I was apprehensive about sitting through another Hollywood druggie movie, even one billed as a comedy-drama (trailer), but in the first moments Meryl Streep walks into the frame, and I knew I’d be in good hands. Not only her performance as Suzanne Vale (Fisher), but Shirley MacLaine’s as Suzanne’s wine-drinking, self-absorbed, hyper-critical mother make the film worth seeing. Small roles for Annette Bening, Richard Dreyfuss, Gene Hackman, and Dennis Quaid are fun too. The strength of the performances means the movie holds up, nearly 30 years after it was made.

After a disastrous overdose, a stint in rehab helps Suzanne get her act together, but the only way anyone will give her another role is if she lives “supervised”—that is, with Mom. Otherwise, the studio will never be able get insurance for her. Returning to Mom ain’t easy. While you can see she totally adores her mother, she fears being “sucked into her massive orbit,” as Hunter Harris said in Vulture. Despite Suzanne’s shaky grip on herself, Streep plays it so you can’t help rooting for her, and you know she’ll come out all right.
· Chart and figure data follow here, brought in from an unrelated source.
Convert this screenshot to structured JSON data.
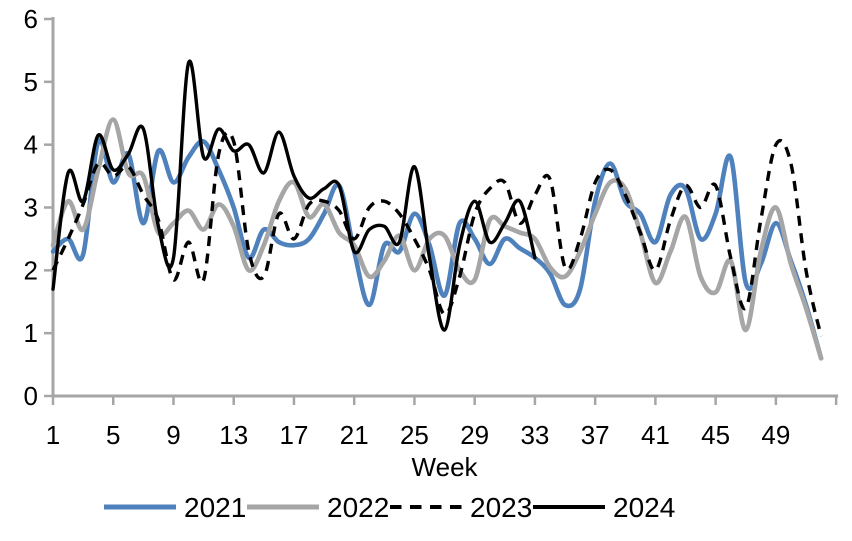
{
  "chart_data": {
    "type": "line",
    "title": "",
    "xlabel": "Week",
    "ylabel": "",
    "ylim": [
      0,
      6
    ],
    "yticks": [
      0,
      1,
      2,
      3,
      4,
      5,
      6
    ],
    "xticks": [
      1,
      5,
      9,
      13,
      17,
      21,
      25,
      29,
      33,
      37,
      41,
      45,
      49
    ],
    "x_axis_end_week": 53,
    "grid": false,
    "legend_position": "bottom",
    "axis_color": "#a6a6a6",
    "text_color": "#000000",
    "series": [
      {
        "name": "2021",
        "color": "#4f81bd",
        "style": "solid",
        "start_week": 1,
        "values": [
          2.3,
          2.5,
          2.25,
          4.05,
          3.4,
          3.85,
          2.75,
          3.9,
          3.4,
          3.8,
          4.05,
          3.6,
          3.0,
          2.2,
          2.65,
          2.45,
          2.4,
          2.5,
          2.9,
          3.35,
          2.3,
          1.45,
          2.4,
          2.3,
          2.9,
          2.4,
          1.6,
          2.75,
          2.5,
          2.1,
          2.5,
          2.35,
          2.2,
          1.95,
          1.45,
          1.7,
          3.1,
          3.7,
          3.1,
          2.9,
          2.45,
          3.2,
          3.3,
          2.5,
          2.9,
          3.8,
          1.8,
          2.1,
          2.75,
          2.15,
          1.45,
          0.6
        ]
      },
      {
        "name": "2022",
        "color": "#a6a6a6",
        "style": "solid",
        "start_week": 1,
        "values": [
          2.4,
          3.1,
          2.65,
          3.6,
          4.4,
          3.55,
          3.5,
          2.6,
          2.75,
          2.95,
          2.65,
          3.05,
          2.7,
          2.0,
          2.4,
          3.1,
          3.4,
          2.85,
          3.05,
          2.6,
          2.4,
          1.9,
          2.15,
          2.55,
          2.0,
          2.5,
          2.55,
          2.0,
          1.85,
          2.8,
          2.7,
          2.6,
          2.5,
          2.05,
          1.9,
          2.3,
          2.9,
          3.4,
          3.3,
          2.6,
          1.8,
          2.3,
          2.85,
          1.9,
          1.65,
          2.15,
          1.05,
          2.3,
          3.0,
          2.1,
          1.4,
          0.6
        ]
      },
      {
        "name": "2023",
        "color": "#000000",
        "style": "dashed",
        "start_week": 1,
        "values": [
          2.0,
          2.5,
          3.05,
          3.7,
          3.5,
          3.65,
          3.2,
          2.8,
          1.85,
          2.45,
          1.85,
          3.85,
          4.05,
          2.3,
          1.9,
          2.9,
          2.5,
          3.05,
          3.1,
          2.95,
          2.5,
          3.0,
          3.1,
          2.9,
          2.5,
          2.0,
          1.3,
          1.9,
          2.9,
          3.3,
          3.4,
          2.75,
          3.2,
          3.45,
          2.05,
          2.5,
          3.4,
          3.6,
          3.2,
          2.6,
          2.0,
          2.8,
          3.35,
          3.0,
          3.35,
          2.2,
          1.4,
          2.8,
          4.0,
          3.7,
          2.0,
          0.95
        ]
      },
      {
        "name": "2024",
        "color": "#000000",
        "style": "solid",
        "start_week": 1,
        "values": [
          1.7,
          3.55,
          3.1,
          4.15,
          3.6,
          3.85,
          4.25,
          2.7,
          2.2,
          5.3,
          3.8,
          4.25,
          3.9,
          4.0,
          3.55,
          4.2,
          3.5,
          3.15,
          3.3,
          3.35,
          2.3,
          2.65,
          2.7,
          2.45,
          3.65,
          2.2,
          1.05,
          2.4,
          3.1,
          2.45,
          2.75,
          3.1,
          2.2
        ]
      }
    ]
  }
}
Rotten Tomatoes critics rating: 90%; audiences 66%. (Interesting split there.)

In-The-Heart-Of-The-SeaBy contrast, 2015’s In the Heart of the Sea (trailer) is pretty darn depressing, if less emotionally engaging. It’s a seafaring adventure film about the 1819, real-life voyage of the Essex, a whaler out of Nantucket. While hunting whales in the South Pacific, the hunters enrage an enormous white sperm whale—virtually as long as the Essex itself—that takes its revenge on the ship, its whaleboats, and the crew. The Essex sinks, and the three remaining whaleboats struggle toward the coast of South America. Eventually, only eight crewmen make it back to Nantucket. Sound familiar?
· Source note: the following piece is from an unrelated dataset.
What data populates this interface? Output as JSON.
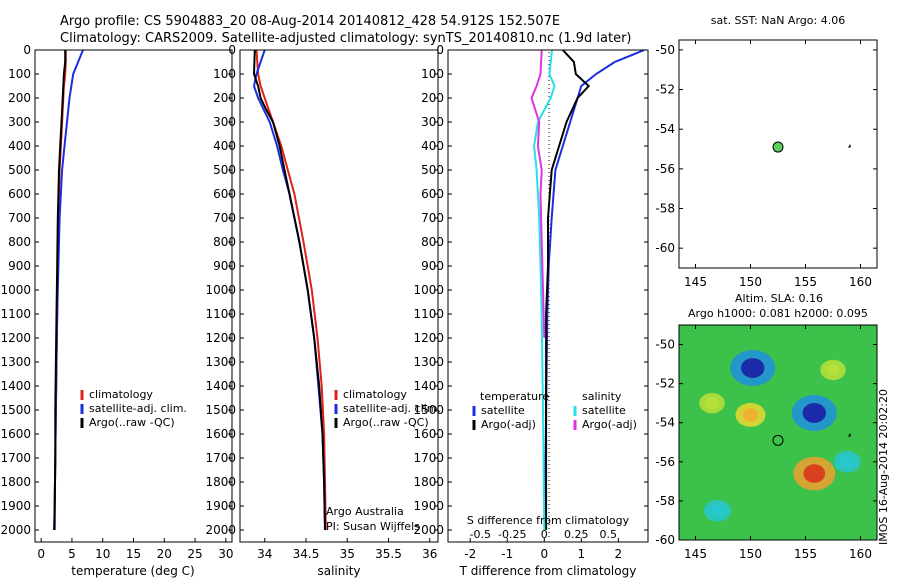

The framing device of the story is that young author Herman Melville has an all-night interview with Thomas Nickerson, the Essex’s cabin boy and last surviving crew member. For decades, he has been keeping the secret of what actually occurred on the voyage and the desperate return trip. The ship owners, rather than have the world think whaling is too dangerous to invest in or insure (!) maintain the ship was lost when it ran aground.

But Melville is following rumors there’s more to the story, and by the time he leaves Nickerson’s company is determined to write what becomes The Great American Novel, Moby Dick (1851). In real life, both Nickerson and the first mate, Owen Chase, published accounts of the ill-fated trip, and these did inspire Melville’s book.

The film has exciting special effects—storms at sea, overhead views of the ship and the whales. Whale-killing is an unsavory business, and viewers can only be glad smellovision has not been invented. Good performances from Ben Whishaw as Melville and Brendan Gleeson as the aging sailor. Unfortunately, I didn’t find the Essex’s captain (Benjamin Walker) and first mate (Chris Hemsworth) very compelling, and I don’t know whether that was because of wooden performances or a bad script. Director Ron Howard clearly aspired for more here. As a fan of seagoing adventures, I wish he’d achieved it.

Rotten Tomatoes critics rating: 42%; audiences 53%.